A call-to-action example shows how a single, directive instruction — “Get started,” “See pricing,” “Book a demo” — is placed and worded to move a visitor to the next step. The best-performing cards pair exactly one oversized, real number with exactly one directive CTA, rather than competing for attention with multiple asks.
- ▪A CTA example demonstrates how one clear, directive instruction moves a visitor to the next step.
- ▪Strong demand: 10,000 US searches/mo (13,000 global), peaking near 11,800 in spring 2026.
- ▪Low CPC ($0.40) — an informational, how-to search, not a high-intent purchase term.
- ▪KD 53 with a mixed field: marketing blogs (AdEspresso, KlientBoost) rank alongside Figma’s own resource library at DR 92.
- ▪Our edge: our template-fill engine builds cards around exactly one number and one CTA — never a design decision left to chance.
Every card we render for a client answers one question first: what is the single thing we want someone to click? “Call to action examples” is the term people search when they suspect their own answer to that question is actually three things, not one.
The emergence
Demand is strong and seasonal — 10,000 US searches a month, 13,000 globally, rising from under 8,000 in mid-2025 to a spring 2026 peak above 11,700 before settling back near its starting point by July. That shape tracks a predictable planning cycle: teams researching CTA design ahead of campaign refreshes.
The commercial pull
A low $0.40 CPC confirms this is research, not a purchase decision — designers and marketers studying the pattern before they build, rather than shopping for a tool. The value isn’t in the click; it’s in getting the design principle right before it ships.

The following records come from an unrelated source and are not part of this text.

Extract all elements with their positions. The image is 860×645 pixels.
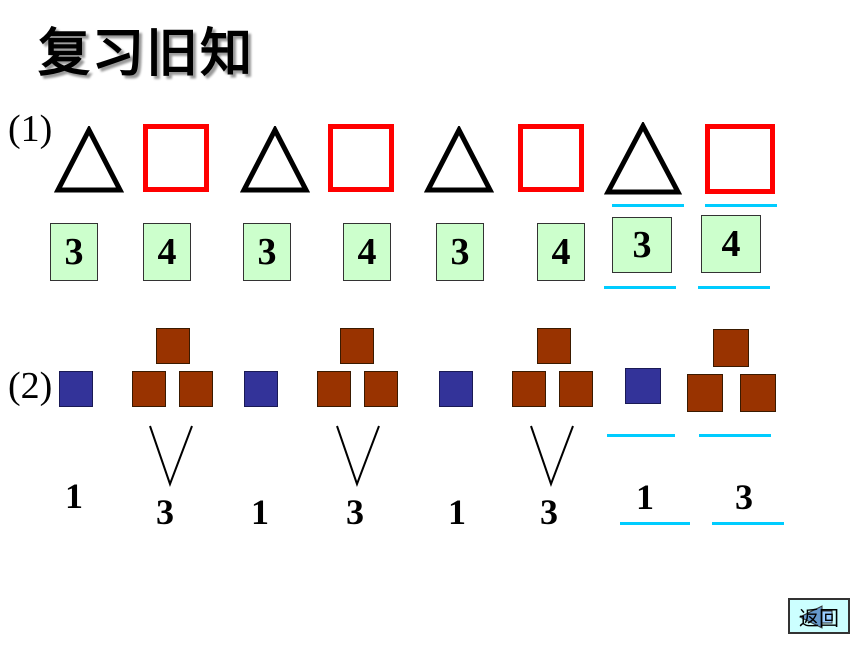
- red-square-icon: [143, 124, 209, 192]
- number-label: 1: [448, 492, 466, 532]
- section-1-label: (1): [8, 108, 53, 150]
- brown-square-icon: [713, 329, 749, 367]
- brown-square-icon: [156, 328, 190, 364]
- number-label: 3: [540, 492, 558, 532]
- number-label: 3: [735, 477, 753, 517]
- number-label: 1: [65, 476, 83, 516]
- number-card: 3: [243, 223, 291, 281]
- number-label: 3: [156, 492, 174, 532]
- brown-square-icon: [317, 371, 351, 407]
- brown-square-icon: [132, 371, 166, 407]
- split-mark-icon: [149, 425, 193, 487]
- split-mark-icon: [530, 425, 574, 487]
- answer-line: [620, 522, 690, 525]
- answer-line: [698, 286, 770, 289]
- section-2-label: (2): [8, 365, 53, 407]
- blue-square-icon: [244, 371, 278, 407]
- brown-square-icon: [687, 374, 723, 412]
- number-card: 3: [612, 217, 672, 273]
- answer-line: [604, 286, 676, 289]
- number-card: 3: [436, 223, 484, 281]
- number-label: 1: [251, 492, 269, 532]
- back-button[interactable]: 返回: [788, 598, 850, 634]
- brown-square-icon: [559, 371, 593, 407]
- number-card: 4: [701, 215, 761, 273]
- back-arrow-icon: [798, 605, 833, 629]
- red-square-icon: [328, 124, 394, 192]
- red-square-icon: [518, 124, 584, 192]
- back-button-label: 返回: [799, 605, 839, 630]
- triangle-icon: [424, 126, 494, 193]
- blue-square-icon: [439, 371, 473, 407]
- brown-square-icon: [512, 371, 546, 407]
- answer-line: [712, 522, 784, 525]
- red-square-icon: [705, 124, 775, 194]
- split-mark-icon: [336, 425, 380, 487]
- blue-square-icon: [625, 368, 661, 404]
- number-card: 4: [537, 223, 585, 281]
- number-card: 4: [343, 223, 391, 281]
- brown-square-icon: [340, 328, 374, 364]
- number-label: 1: [636, 477, 654, 517]
- brown-square-icon: [740, 374, 776, 412]
- triangle-icon: [240, 126, 310, 193]
- triangle-icon: [604, 122, 682, 195]
- blue-square-icon: [59, 371, 93, 407]
- number-card: 3: [50, 223, 98, 281]
- brown-square-icon: [364, 371, 398, 407]
- number-label: 3: [346, 492, 364, 532]
- brown-square-icon: [179, 371, 213, 407]
- answer-line: [699, 434, 771, 437]
- brown-square-icon: [537, 328, 571, 364]
- answer-line: [612, 204, 684, 207]
- triangle-icon: [54, 126, 124, 193]
- page-title: 复习旧知: [38, 24, 255, 84]
- number-card: 4: [143, 223, 191, 281]
- answer-line: [607, 434, 675, 437]
- answer-line: [705, 204, 777, 207]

Who’s competing for attention
The real top five mixes performance-marketing blogs (AdEspresso, KlientBoost) with Figma’s own resource library at DR 92 — a design-tool vendor now publishing directly to marketers on their own turf. That is an unusually contested page for a “how-to” search term.
Growth or decline
A clean seasonal shape rather than a real decline — volume climbs into spring campaign planning season and eases back afterward, repeating a pattern rather than trending down. This is durable, evergreen demand tied to how often teams refresh their creative.
| Multiple competing CTAs | One directive CTA | |
|---|---|---|
| What the eye does | Hesitates, scans, picks one at random | Moves straight to the ask |
| What gets measured | Diluted click data across buttons | A single, clean conversion signal |
| Design decision made by | Whoever added the last button | The template, on purpose |
| Typical result | Lower overall conversion | Higher overall conversion |
How PPC Snobs executes here
Every card our image engine renders is built around one oversized, real stat and one directive CTA — never both competing for the same attention. That rule is enforced by the template itself, not left to whoever is assembling the asset that week.
A card with two calls to action doesn’t have two chances to convert. It has one chance, cut in half.